Showing the rigid tubes (white) between the heater unit and the elbows, and the flat bulkhead:

The demister outlets viewed through the cut-out in the cabin-side bulkhead. (Dave O'Neil)

The elbows in the mounting plate that covers the above cut-out. (Chris Wilson)

1972-on: Flexible tubes turning to face the heater i.e. no elbows. Black trim panel goes under the tubes, with this removed you have better access to push the tubes into the rubber block.

The tubes pass through the large aperture in the cabin-side bulkhead, and the smaller holes in the engine compartment-side bulkhead, direct to the rubber block seal.

Note that at some point the air-direction cable got a dedicated slot for the cable (compare with the earlier arrangement), which made it much easier to fit the cable to the heater unit before fitting the heater to the car. Before that the cable had to be fitted afterwards - bad enough with the large pre-1970 footwell vent, difficult with the later fixed vent and especially with the rubber block arrangement. The cable had to be attached in-situ originally as before the dedicated slot it was impossible to get the heater into the body with the cable already attached without severely kinking the cable. Haynes indicates and Chicagoland MG Club claims it wasn't until 1977 that this dedicated slot for the cable was provided, but you can just see it in the image above of my 1973 roadster, slightly clearer (arrowed) in this image with the rubber block behind it.

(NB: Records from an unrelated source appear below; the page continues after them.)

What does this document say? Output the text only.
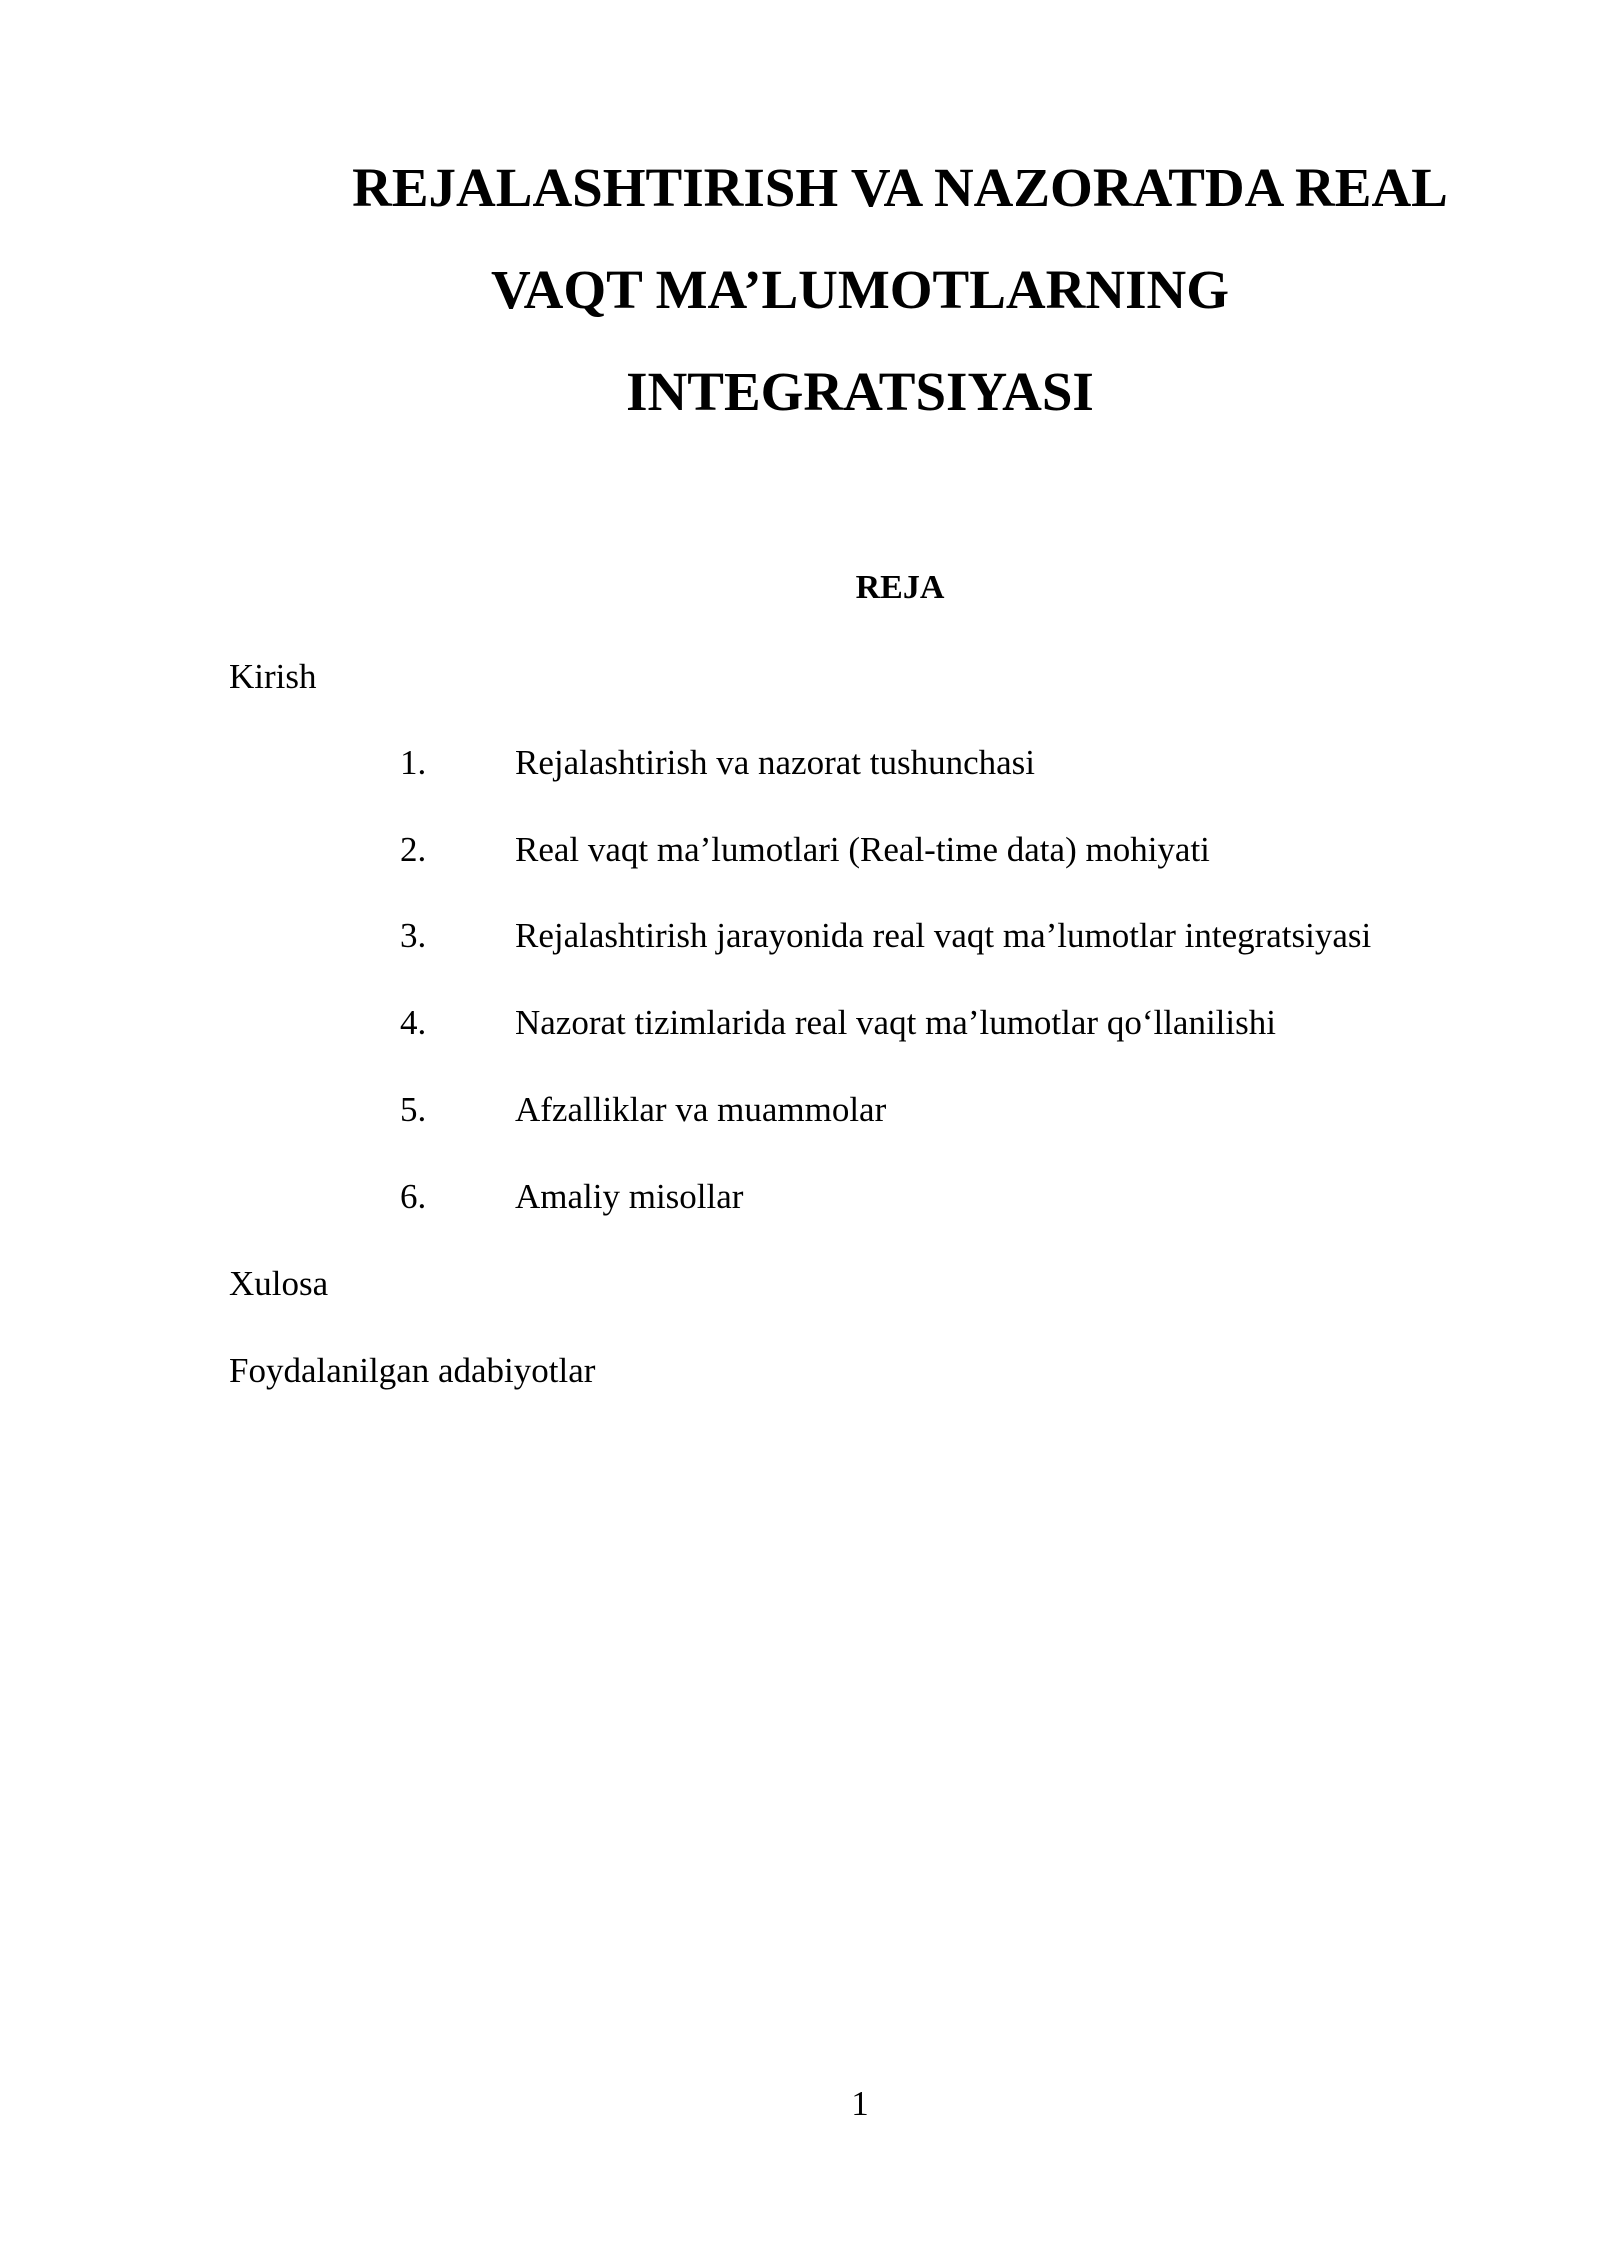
REJALASHTIRISH VA NAZORATDA REAL
VAQT MA’LUMOTLARNING
INTEGRATSIYASI
REJA
Kirish
1.	Rejalashtirish va nazorat tushunchasi
2.	Real vaqt ma’lumotlari (Real-time data) mohiyati
3.	Rejalashtirish jarayonida real vaqt ma’lumotlar integratsiyasi
4.	Nazorat tizimlarida real vaqt ma’lumotlar qo‘llanilishi
5.	Afzalliklar va muammolar
6.	Amaliy misollar
Xulosa
Foydalanilgan adabiyotlar
1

Even clearer is this image on a chrome bumper shell that could be as early as 1971. (Graham Barker)

Engine compartment side, on Vee (1975), corrugated tubing visible behind the panel. These just push into the rubber block which fits into a recess in the bulkhead.

The only vent tube that seems to be available now is this AHH5428 'paper and foil' type which I doubt handles the bends as well as the original corrugated plastic type, and is a horrendous £18! Each!!: (Moss Europe)

The block gets thicker towards the top, so has to be compressed more and more to fit into the recess. At point 'B' it is being compressed by half to the thickness at 'C'.

'A' is the thinner part of the block that is above the recess. There may be some scope for thinning the block at the shaded areas, so there is less to compress.

New block (BHH389) trimmed with a craft knife, leaving the full thickness of the material around the vent holes. As suspected the bottom of the heater was 1/4" forwards of where it needed to be to be pushed down into the cavity. But daubing both the face of the block and the back of the cavity with Swarfega as a lubricant, as well as reducing the thickness over most of the upper edge, allowed me to wedge the left-hand corner in.

After that pressing down and wiggling got the rest of the bottom of the heater into the cavity, then pushing straight down was relatively easy - especially with no engine!

However Brian Wall of Exeter MG Owners Club opted to stick it to the bulkhead rather than the heater, and once lubricated the heater went in (and came back out) easily. It also struck me that without the heater it would be easier to fully seat the demister tubes in the block, doing it purely from the cabin was quite a fiddle. But then again, there are protrusions around the demister outlets on the heater that would have to be pushed down the face of the rubber block, but more importantly the clamp for the cable outer is inside the large slot in the rubber block. Given that I can't see how - with the heater I have - it could be installed with the rubber block glued to the bulkhead.